The gruesome video footage of the murder is very clear. The victim’s head does not move towards the shooter. In fact, if you watch at quarter speed it is easy to see the head jerk up and back slightly after the shot is fired which is in line with the general direction the bullet would have traveled. As it was fired, the gun was inclined significantly upward and to the front of the victim’s head. Nguyễn Văn Lém then collapsed straight down to the ground. He then slumped over away from the shooter. A stream of blood can be seen squirting upwards out of the entry wound when he was lying on the ground. I am not certain if the bullet exited Nguyễn Văn Lém’s head at all. The only jet visible is from the entry wound, not an exit wound.
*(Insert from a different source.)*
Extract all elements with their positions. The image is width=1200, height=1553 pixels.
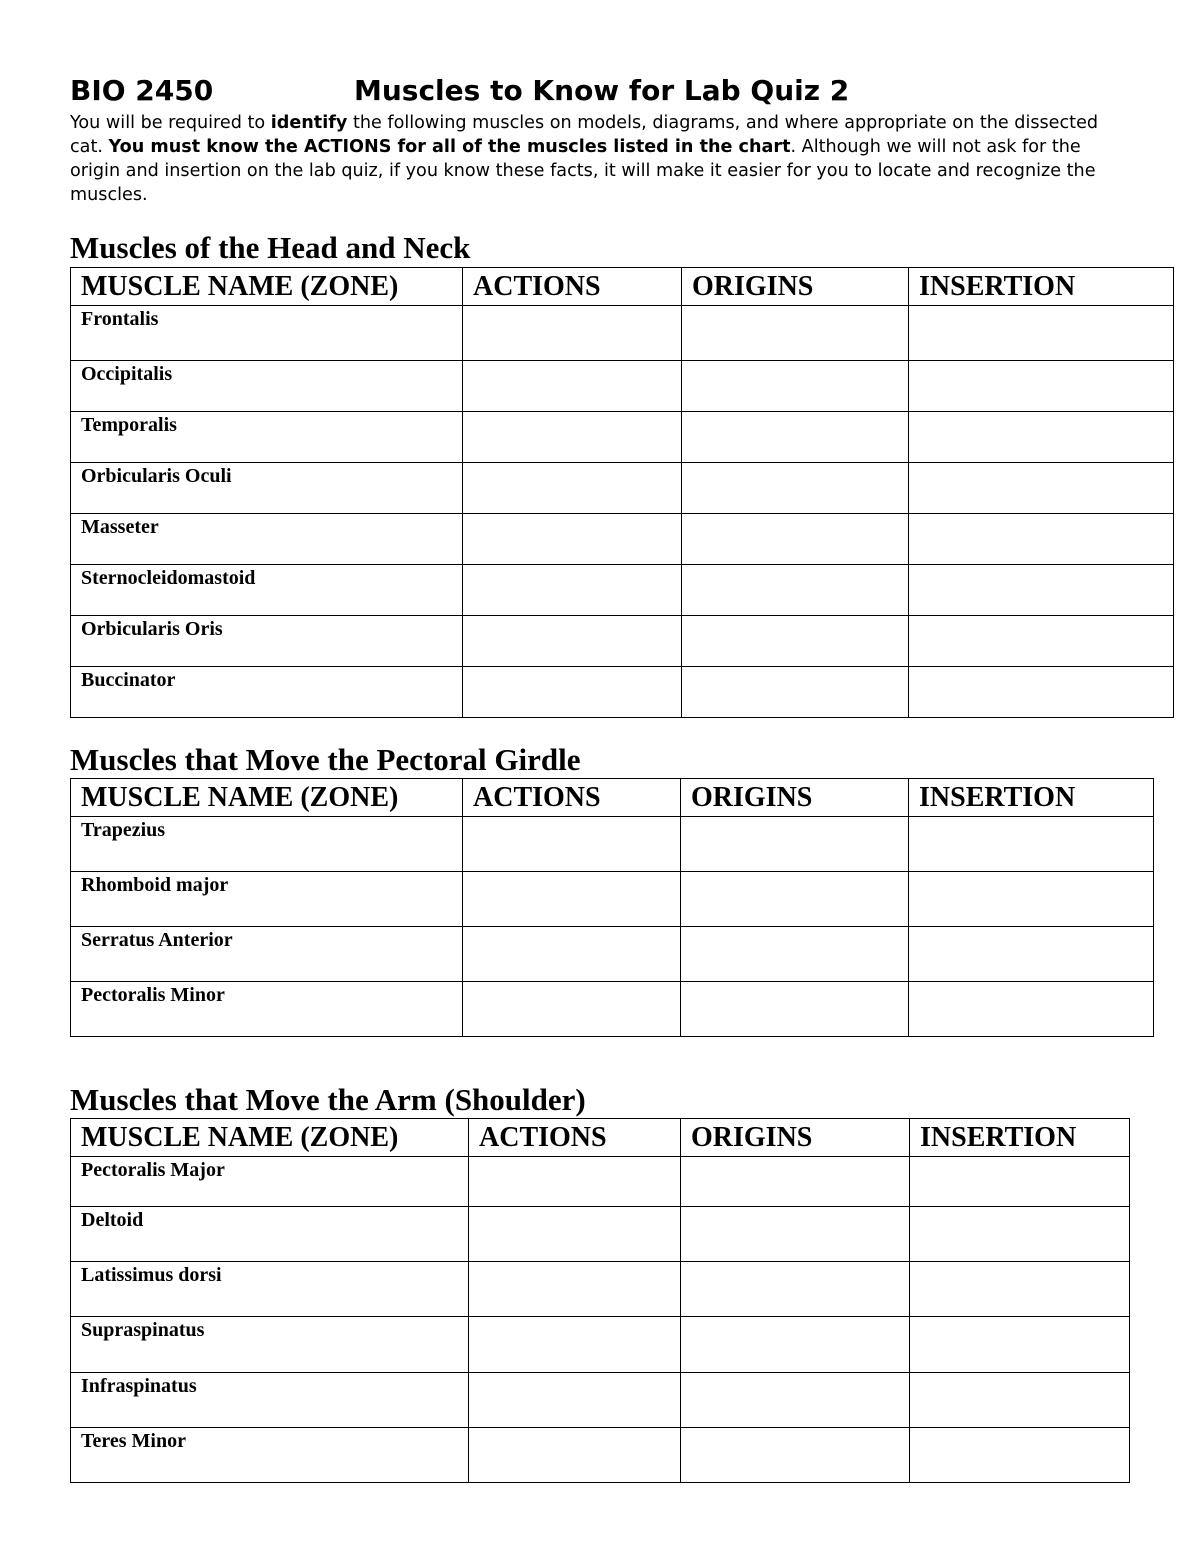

Again, according to Alvarez it was a jet of debris from an exit wound that pushed JFK’s head backwards.
It would be an extremely morbid research project to find more footage of such crimes to settle questions about the JFK assassination. I’m sure not up for it, but ultimately the whole point of theory is to explain real world events. Alvarez effectively rebutted exaggerated claims that have been made by some Warren Commission critics about “the laws of physics”, but he did not close a serious the plot hole in the offical story about the assassination.
NOTES:
[1] From Josiah Thompson’s Last Second in Dallas, p 212: “Nowhere in its entire 888-page report is there a single mention of this fact [impact debris moving back and towards the left], just as there is no mention of the dramatic left and backward snap of Kennedy’s head and body after frame 313.”
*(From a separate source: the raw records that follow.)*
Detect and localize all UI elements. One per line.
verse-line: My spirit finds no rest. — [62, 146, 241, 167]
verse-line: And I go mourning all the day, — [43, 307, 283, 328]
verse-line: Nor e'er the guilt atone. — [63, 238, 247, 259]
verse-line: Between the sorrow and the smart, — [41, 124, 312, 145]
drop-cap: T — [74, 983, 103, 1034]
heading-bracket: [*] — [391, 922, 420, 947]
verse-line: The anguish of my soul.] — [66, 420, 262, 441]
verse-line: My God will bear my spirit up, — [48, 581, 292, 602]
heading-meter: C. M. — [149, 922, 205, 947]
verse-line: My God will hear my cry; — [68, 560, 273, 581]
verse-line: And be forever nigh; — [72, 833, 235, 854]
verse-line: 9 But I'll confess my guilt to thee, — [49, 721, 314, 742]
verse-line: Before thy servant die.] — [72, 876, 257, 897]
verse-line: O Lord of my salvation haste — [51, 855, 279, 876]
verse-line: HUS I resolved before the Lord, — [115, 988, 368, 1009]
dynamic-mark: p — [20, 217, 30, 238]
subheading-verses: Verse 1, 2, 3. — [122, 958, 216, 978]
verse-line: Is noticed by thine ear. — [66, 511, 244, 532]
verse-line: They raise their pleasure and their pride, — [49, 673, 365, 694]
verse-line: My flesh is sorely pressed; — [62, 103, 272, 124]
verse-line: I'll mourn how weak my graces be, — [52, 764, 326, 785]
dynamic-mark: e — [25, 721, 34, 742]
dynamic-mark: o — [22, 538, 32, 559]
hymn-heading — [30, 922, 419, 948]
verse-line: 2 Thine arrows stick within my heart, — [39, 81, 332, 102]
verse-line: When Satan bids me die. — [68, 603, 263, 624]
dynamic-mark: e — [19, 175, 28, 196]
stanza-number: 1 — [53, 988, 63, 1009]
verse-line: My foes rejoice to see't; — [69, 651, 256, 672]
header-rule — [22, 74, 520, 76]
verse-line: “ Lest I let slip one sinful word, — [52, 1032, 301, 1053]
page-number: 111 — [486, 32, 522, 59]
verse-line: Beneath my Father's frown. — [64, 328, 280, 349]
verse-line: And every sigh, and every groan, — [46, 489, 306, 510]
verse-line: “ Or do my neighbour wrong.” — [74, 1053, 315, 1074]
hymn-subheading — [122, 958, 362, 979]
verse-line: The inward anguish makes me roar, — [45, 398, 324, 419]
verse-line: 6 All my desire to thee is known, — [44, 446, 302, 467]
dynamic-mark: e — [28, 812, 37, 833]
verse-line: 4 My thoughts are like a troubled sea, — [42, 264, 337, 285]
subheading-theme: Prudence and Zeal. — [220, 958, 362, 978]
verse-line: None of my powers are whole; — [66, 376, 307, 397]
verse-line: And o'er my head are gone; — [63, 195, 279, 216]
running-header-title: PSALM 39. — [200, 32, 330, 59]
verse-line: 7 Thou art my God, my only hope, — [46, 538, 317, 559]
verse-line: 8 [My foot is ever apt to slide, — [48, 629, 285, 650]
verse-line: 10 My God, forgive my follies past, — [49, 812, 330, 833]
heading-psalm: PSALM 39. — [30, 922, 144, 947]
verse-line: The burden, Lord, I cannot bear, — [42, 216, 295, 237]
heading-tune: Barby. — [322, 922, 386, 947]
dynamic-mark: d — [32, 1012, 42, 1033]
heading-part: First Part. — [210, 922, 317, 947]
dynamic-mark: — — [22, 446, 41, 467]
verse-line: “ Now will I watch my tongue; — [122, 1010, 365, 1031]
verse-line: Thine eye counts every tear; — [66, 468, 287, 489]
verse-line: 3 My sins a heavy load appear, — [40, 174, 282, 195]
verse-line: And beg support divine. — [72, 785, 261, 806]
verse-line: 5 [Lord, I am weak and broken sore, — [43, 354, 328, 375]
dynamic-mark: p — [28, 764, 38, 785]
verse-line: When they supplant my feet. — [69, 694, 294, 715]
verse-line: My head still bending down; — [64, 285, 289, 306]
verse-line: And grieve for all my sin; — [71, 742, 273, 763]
[2] The Alvarez paper does not simply deal the with movement of JFK’s head but also delves (not that conclusively) into the question of how many shots were fired. Regarding “pulses” (abrupt movements in the camera that Abraham Zapruder held as he filmed the assassination) Alvarez concludes from them that they support three bullets having been fired but he acknowledged other pulses that he isn’t sure about:
I was bothered for some time by the weaker set of pulses lasting ;t shorter lime, That show in Fig. 3, from fr;unc, 290 through 298. They don't look like the ones that seemed clearly associated with bullets . But obviously they required an explanation. I'll give my best explanation for them in the final section of this report but I don't feel as certain about that explanation as I do about the other three cases
[3] Physicist Paul Hoch, assistant to Alvarez, in addition to expressing strong doubts about the melons properly simulating a human head, also doubted the bullets used in the experiments were appropriate. See Last Second in Dallas, p 125,
[4] Better resolution footage of Stewart’s murder can be seen at the 3:05 point of this video
[5] Last Second in Dallas, p 222: “The Zapruder frames show the president’s body thrown backward and to the left until it strikes the upright back of the seat at frame 321 and bounces forward.”
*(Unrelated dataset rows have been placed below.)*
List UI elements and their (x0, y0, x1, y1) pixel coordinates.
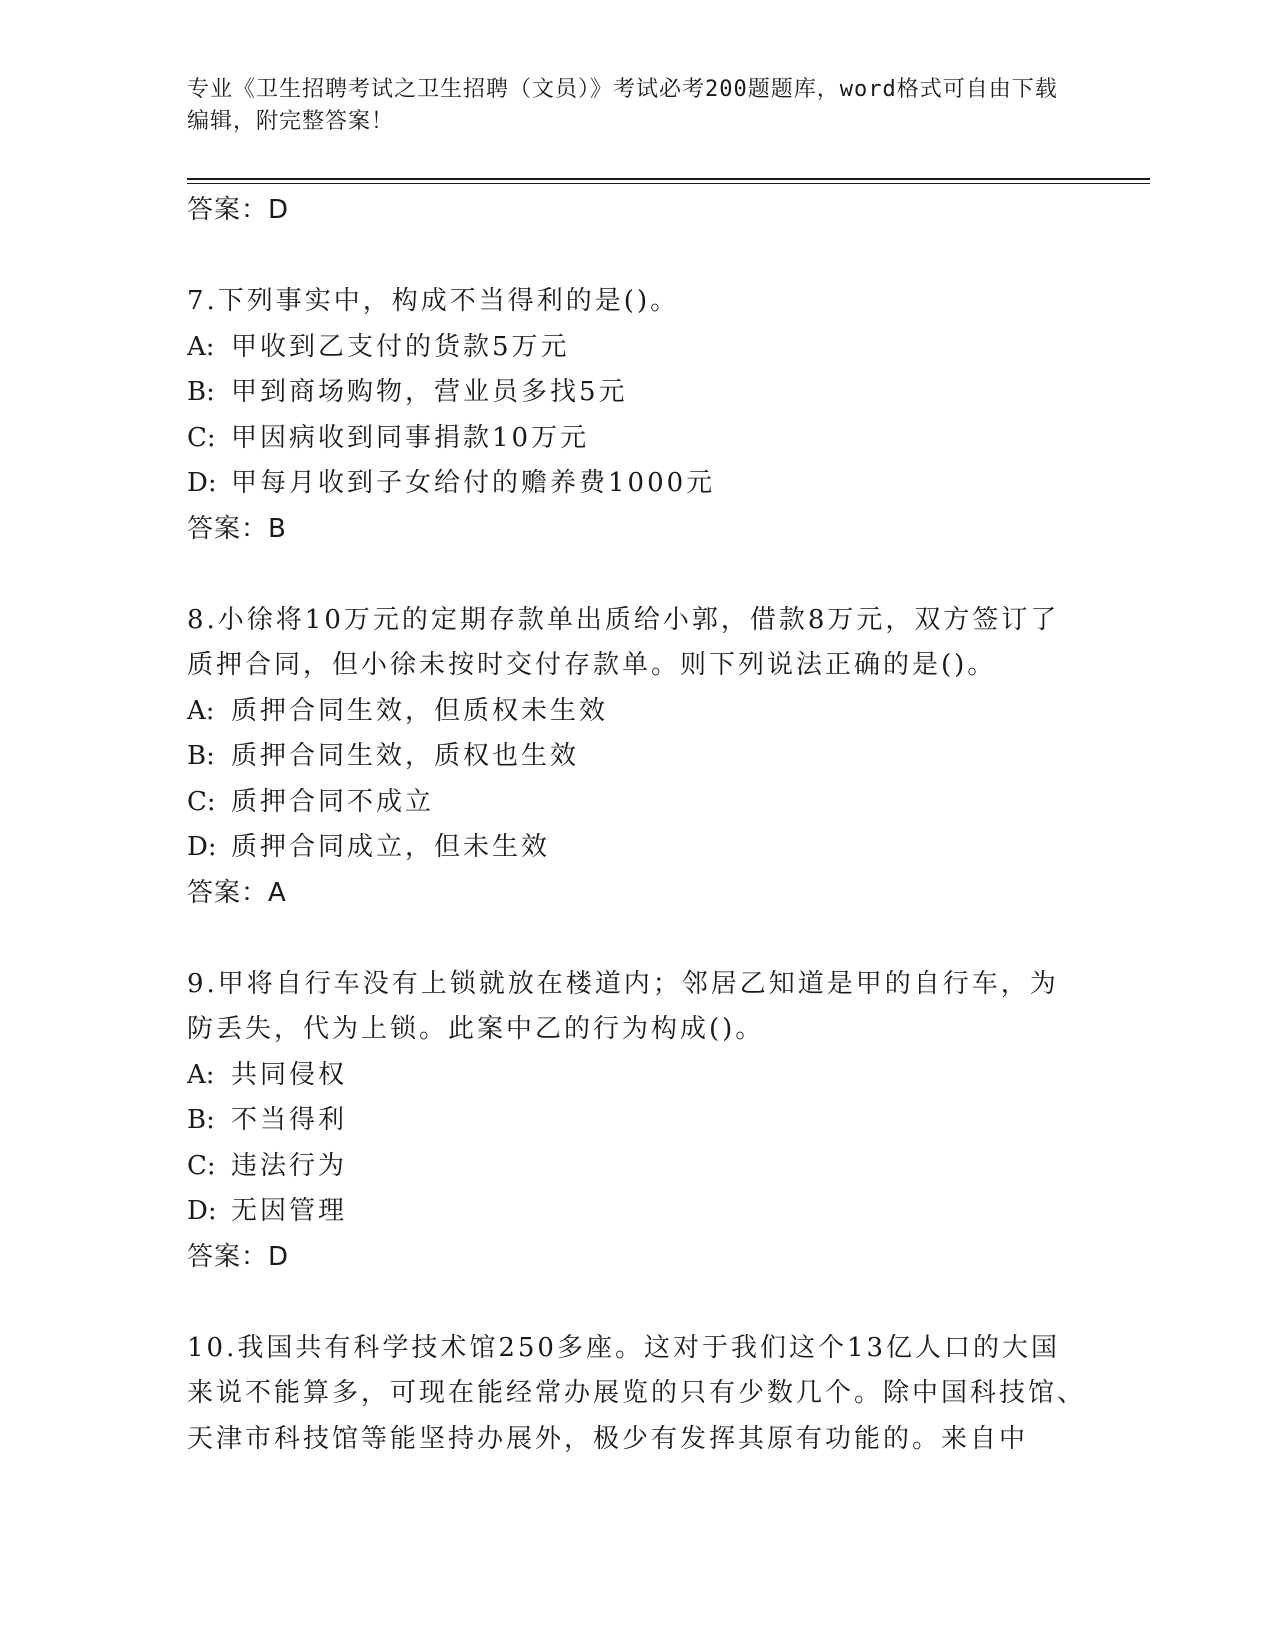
question-list (187, 188, 1087, 1462)
question-10 (187, 1326, 1087, 1463)
option-text: 不当得利 (231, 1105, 348, 1135)
option-letter: C: (187, 422, 216, 453)
page-header: 专业《卫生招聘考试之卫生招聘（文员）》考试必考200题题库，word格式可自由下载编辑，附完整答案！ (187, 77, 1058, 134)
header-divider (187, 178, 1150, 180)
option-letter: B: (187, 377, 215, 407)
option-letter: C: (187, 1150, 216, 1181)
header-divider-thin (187, 183, 1150, 184)
question-8 (187, 598, 1087, 917)
answer-line: 答案：B (187, 513, 287, 544)
option-letter: B: (187, 741, 215, 771)
option-text: 共同侵权 (231, 1059, 348, 1090)
option-text: 质押合同成立，但未生效 (231, 832, 551, 862)
answer-line: 答案：A (187, 877, 287, 908)
option-b (187, 370, 1087, 416)
option-a (187, 325, 1087, 371)
option-text: 甲到商场购物，营业员多找5元 (231, 377, 628, 407)
option-text: 无因管理 (231, 1196, 348, 1226)
option-a (187, 689, 1087, 735)
option-a (187, 1053, 1087, 1099)
question-9 (187, 962, 1087, 1281)
option-letter: D: (187, 468, 217, 498)
question-stem: 10.我国共有科学技术馆250多座。这对于我们这个13亿人口的大国来说不能算多，可现在能经常办展览的只有少数几个。除中国科技馆、天津市科技馆等能坚持办展外，极少有发挥其原有功能的。来自中 (187, 1332, 1087, 1454)
option-letter: A: (187, 331, 215, 362)
option-d (187, 461, 1087, 507)
option-letter: D: (187, 1196, 217, 1226)
option-text: 甲每月收到子女给付的赡养费1000元 (231, 468, 716, 498)
option-b (187, 734, 1087, 780)
option-d (187, 825, 1087, 871)
question-stem: 8.小徐将10万元的定期存款单出质给小郭，借款8万元，双方签订了质押合同，但小徐未按时交付存款单。则下列说法正确的是()。 (187, 604, 1060, 680)
option-letter: A: (187, 1059, 215, 1090)
question-stem: 7.下列事实中，构成不当得利的是()。 (187, 286, 680, 316)
option-text: 甲收到乙支付的货款5万元 (231, 331, 570, 362)
option-b (187, 1098, 1087, 1144)
answer-line: 答案：D (187, 195, 290, 225)
option-c (187, 780, 1087, 826)
option-letter: D: (187, 832, 217, 862)
question-7 (187, 279, 1087, 552)
question-stem: 9.甲将自行车没有上锁就放在楼道内；邻居乙知道是甲的自行车，为防丢失，代为上锁。此案中乙的行为构成()。 (187, 968, 1059, 1044)
option-letter: A: (187, 695, 215, 726)
option-c (187, 1144, 1087, 1190)
option-c (187, 416, 1087, 462)
option-text: 违法行为 (231, 1150, 348, 1181)
option-text: 质押合同生效，但质权未生效 (231, 695, 609, 726)
option-text: 甲因病收到同事捐款10万元 (231, 422, 590, 453)
answer-line: 答案：D (187, 1241, 290, 1272)
option-letter: C: (187, 786, 216, 817)
option-text: 质押合同生效，质权也生效 (231, 741, 580, 771)
option-letter: B: (187, 1105, 215, 1135)
option-d (187, 1189, 1087, 1235)
option-text: 质押合同不成立 (231, 786, 435, 817)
Each frame of Zapruder film covers 1/18 of a second as explained on page 94 of Thompson’s book
[6] See graph on page 93 of Thompson’s first book on the JFK assassination Six Seconds in Dallas . It coud be argued that the appropriate mass to use for calcuclating force is not the mass of the head alone but also of the upper torso to which the head is attached. But in that case the estimates of forces driving JKF backwards go way up.